Re: Intellectual Property: What is the Extropian position?

From: Andrew Clough (aclough@mit.edu)
Date: Sun Jun 16 2002 - 10:32:58 MDT


At 07:13 PM 6/14/2002 -0500, Lee Daniel Crocker wrote:
> > (Lorrey)
>
> > Not quite. I cut and chop ten cord of firewood. Nobody asked me to, but
> > there is a current market demand of $150 a cord for cut and chopped
> > firewood. I offer my firewood for sale, on speculation, and sell for an
> > average of $160 a cord because I'm so good at my work. My labor
> > therefore has a value.
>
>Only if someone actually will pay it; if there doesn't happen to be
>anyone who wants to pay for your firewood, then all your work was wasted
>effort. The "value" of chopped firewood is created by the desire of the
>consumer, and didn't exist until the moment of his desire. Once that
>value exists, you can then choose to exercise your labor in manufacturing
>this valuable item to make a proift. But it didn't /become/ valuable
>because you worked on it--it became valuable because someone wanted it,
>and you chose to take advantage of that fact with your labor. What would
>happen if a few hours after you finished chopping, while you were resting
>on your $160 cord which you created from $40 worth of unchopped wood,
>someone announces the invention of a new woodchopper that causes the market
>value of chopped wood to plummet to $50? The amount of labor you
>expended didn't change--it's just worth a lot less because its value to
>consumers changed. Value is created by demand, not supply.

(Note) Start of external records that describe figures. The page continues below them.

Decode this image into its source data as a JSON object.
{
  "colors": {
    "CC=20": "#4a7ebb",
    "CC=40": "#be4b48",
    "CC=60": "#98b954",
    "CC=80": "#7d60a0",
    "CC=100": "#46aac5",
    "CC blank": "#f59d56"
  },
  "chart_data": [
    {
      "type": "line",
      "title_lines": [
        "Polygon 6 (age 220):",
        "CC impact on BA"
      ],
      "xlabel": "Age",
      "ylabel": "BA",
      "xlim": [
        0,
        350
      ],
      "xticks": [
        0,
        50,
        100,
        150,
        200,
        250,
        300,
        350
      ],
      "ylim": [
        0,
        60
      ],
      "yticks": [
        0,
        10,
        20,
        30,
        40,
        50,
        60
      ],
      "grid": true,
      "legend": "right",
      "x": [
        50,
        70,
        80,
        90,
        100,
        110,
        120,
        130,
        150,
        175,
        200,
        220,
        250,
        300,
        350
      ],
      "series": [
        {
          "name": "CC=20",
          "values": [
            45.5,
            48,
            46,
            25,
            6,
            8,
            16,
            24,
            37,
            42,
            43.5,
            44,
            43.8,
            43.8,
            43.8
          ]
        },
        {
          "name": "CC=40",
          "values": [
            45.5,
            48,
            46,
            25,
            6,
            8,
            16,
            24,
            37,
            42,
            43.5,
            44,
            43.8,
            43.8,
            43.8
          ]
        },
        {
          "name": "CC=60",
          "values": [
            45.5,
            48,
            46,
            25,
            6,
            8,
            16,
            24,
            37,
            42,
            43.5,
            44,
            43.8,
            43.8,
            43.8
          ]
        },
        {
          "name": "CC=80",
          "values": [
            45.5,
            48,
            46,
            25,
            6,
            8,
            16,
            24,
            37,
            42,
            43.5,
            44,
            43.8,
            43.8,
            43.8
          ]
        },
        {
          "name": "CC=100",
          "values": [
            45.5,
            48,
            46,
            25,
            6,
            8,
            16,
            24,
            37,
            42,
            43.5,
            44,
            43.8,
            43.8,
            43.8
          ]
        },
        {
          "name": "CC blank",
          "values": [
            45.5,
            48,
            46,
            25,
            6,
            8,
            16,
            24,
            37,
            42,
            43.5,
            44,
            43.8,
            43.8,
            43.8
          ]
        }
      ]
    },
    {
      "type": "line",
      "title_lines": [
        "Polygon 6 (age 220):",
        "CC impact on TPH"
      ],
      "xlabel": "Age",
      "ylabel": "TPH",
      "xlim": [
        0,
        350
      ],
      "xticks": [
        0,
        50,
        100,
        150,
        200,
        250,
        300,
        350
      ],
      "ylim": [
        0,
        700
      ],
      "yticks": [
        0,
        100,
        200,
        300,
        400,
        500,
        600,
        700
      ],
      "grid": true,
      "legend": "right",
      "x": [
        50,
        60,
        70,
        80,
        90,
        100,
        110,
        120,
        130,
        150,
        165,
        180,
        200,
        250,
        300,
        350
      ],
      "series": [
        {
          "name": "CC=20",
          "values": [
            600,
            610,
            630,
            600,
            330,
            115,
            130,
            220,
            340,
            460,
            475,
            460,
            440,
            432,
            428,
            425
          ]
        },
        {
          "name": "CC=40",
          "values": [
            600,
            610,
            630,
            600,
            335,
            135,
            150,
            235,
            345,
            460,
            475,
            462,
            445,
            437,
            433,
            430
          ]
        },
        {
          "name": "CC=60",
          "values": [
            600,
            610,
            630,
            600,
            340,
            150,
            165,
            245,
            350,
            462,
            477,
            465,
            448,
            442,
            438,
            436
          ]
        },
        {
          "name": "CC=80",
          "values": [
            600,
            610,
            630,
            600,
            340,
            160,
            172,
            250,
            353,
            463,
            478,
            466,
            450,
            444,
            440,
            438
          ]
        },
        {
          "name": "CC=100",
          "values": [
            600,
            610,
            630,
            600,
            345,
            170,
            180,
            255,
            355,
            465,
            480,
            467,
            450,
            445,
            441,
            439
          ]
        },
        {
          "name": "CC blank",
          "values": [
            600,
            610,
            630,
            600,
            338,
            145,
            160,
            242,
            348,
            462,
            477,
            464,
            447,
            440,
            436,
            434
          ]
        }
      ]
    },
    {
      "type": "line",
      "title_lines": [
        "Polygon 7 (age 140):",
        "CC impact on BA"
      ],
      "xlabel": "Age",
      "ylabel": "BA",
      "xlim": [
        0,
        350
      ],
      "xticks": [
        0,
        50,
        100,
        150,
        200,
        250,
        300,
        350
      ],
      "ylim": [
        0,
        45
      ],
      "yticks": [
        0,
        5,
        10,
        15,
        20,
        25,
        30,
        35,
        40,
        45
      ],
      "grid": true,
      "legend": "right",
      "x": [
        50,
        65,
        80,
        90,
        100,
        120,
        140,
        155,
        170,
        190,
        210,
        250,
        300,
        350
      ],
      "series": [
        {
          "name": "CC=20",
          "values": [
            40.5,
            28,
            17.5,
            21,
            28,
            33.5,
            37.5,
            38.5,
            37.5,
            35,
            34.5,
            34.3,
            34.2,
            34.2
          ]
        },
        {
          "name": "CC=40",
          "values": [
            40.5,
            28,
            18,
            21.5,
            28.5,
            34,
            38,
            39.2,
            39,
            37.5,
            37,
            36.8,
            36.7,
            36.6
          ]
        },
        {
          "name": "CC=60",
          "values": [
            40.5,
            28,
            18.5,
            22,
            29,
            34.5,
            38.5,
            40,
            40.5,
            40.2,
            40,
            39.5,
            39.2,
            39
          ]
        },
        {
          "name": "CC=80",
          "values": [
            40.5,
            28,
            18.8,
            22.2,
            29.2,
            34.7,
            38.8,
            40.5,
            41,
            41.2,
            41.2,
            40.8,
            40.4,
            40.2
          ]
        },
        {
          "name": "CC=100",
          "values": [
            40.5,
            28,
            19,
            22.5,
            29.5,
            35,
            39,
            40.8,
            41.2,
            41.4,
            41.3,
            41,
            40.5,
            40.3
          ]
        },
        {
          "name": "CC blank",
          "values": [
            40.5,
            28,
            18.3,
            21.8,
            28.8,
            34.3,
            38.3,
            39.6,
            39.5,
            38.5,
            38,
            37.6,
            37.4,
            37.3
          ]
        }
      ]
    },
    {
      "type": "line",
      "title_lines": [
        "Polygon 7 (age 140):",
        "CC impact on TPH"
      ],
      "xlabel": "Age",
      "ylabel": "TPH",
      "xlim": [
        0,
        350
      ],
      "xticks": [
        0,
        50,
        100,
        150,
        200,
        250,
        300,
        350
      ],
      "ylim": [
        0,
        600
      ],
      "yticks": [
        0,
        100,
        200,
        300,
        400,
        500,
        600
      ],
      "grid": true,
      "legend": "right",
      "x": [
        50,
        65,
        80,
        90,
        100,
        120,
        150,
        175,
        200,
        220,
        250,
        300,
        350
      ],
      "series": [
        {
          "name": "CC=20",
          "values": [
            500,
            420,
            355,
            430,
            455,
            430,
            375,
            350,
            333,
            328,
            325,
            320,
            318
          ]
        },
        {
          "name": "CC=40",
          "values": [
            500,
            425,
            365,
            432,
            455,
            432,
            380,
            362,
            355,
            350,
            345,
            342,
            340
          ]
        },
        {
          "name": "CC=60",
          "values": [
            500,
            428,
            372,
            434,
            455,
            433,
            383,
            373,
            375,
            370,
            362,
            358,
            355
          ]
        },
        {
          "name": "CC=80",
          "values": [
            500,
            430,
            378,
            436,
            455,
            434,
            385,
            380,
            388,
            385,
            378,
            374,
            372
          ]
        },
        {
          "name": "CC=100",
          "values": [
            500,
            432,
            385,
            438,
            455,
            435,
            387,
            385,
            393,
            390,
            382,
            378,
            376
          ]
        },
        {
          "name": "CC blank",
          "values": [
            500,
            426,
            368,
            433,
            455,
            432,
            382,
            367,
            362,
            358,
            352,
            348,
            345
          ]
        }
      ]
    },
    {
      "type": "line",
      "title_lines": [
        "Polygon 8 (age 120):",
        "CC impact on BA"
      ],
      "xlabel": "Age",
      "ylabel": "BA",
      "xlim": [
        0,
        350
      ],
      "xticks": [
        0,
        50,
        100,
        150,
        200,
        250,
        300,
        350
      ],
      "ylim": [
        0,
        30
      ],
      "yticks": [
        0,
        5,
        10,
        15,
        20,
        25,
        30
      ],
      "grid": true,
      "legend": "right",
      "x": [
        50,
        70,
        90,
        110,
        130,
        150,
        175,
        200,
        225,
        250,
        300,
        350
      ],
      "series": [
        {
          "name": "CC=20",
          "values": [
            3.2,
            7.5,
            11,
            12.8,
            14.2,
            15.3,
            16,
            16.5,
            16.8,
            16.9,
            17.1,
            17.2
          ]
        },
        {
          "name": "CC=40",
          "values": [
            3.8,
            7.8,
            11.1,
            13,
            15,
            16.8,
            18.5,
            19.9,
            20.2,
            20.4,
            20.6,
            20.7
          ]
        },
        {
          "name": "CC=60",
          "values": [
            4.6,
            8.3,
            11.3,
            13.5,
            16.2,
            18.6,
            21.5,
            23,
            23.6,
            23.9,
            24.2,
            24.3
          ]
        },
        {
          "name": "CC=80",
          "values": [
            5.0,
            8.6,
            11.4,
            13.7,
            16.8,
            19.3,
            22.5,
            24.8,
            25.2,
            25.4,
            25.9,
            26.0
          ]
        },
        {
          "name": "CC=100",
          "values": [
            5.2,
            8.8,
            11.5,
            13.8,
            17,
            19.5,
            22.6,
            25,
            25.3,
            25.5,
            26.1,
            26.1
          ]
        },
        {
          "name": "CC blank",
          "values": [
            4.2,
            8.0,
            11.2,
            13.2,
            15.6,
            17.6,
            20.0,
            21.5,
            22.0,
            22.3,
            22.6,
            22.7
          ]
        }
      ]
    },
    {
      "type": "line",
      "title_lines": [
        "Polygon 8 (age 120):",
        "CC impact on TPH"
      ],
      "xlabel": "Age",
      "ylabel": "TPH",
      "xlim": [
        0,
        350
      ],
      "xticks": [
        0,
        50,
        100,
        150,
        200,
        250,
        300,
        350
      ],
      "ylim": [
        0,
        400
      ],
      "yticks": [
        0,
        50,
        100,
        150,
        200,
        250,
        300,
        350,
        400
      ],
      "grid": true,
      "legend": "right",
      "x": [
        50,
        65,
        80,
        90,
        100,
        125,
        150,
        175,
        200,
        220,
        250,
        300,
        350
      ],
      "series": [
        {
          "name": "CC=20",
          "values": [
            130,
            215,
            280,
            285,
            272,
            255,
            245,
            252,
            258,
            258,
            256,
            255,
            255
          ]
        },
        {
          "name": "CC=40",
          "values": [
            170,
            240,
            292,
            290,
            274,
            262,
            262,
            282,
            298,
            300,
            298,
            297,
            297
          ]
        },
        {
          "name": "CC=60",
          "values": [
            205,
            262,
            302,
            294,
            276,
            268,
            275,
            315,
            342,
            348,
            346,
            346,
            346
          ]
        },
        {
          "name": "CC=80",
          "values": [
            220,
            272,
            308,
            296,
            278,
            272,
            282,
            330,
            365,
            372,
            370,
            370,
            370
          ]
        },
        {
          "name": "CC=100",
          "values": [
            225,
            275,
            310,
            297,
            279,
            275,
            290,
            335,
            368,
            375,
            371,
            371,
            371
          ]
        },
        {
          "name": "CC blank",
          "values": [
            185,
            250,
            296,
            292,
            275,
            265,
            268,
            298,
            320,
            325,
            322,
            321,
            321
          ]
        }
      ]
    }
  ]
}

I think the answer to the "Value: supply or demand?" controversy is the
same as the answer to so many other dualities throughout history, like the
wave/particle duality of light, the answer being "yes, both." Of course
there wouldn't be any valuable wood if there wasn't any wood, and of course
there wouldn't be any valuable cut would if nobody valued it at all.

Personally, I'm sure that I don't know whether we should enforce
intellectual property (though I do have some ill informed opinions on that
^_^ ) but there is no reason to waste time arguing on an issue that can't
be resolved in only one way. It may be that the value function is more
complicated than
(work * desire) but I think its been amply demonstrated that if either is
0, the function is 0; so, without further ado, and how's that for a
complicated sentence, back to our regularly scheduled programming.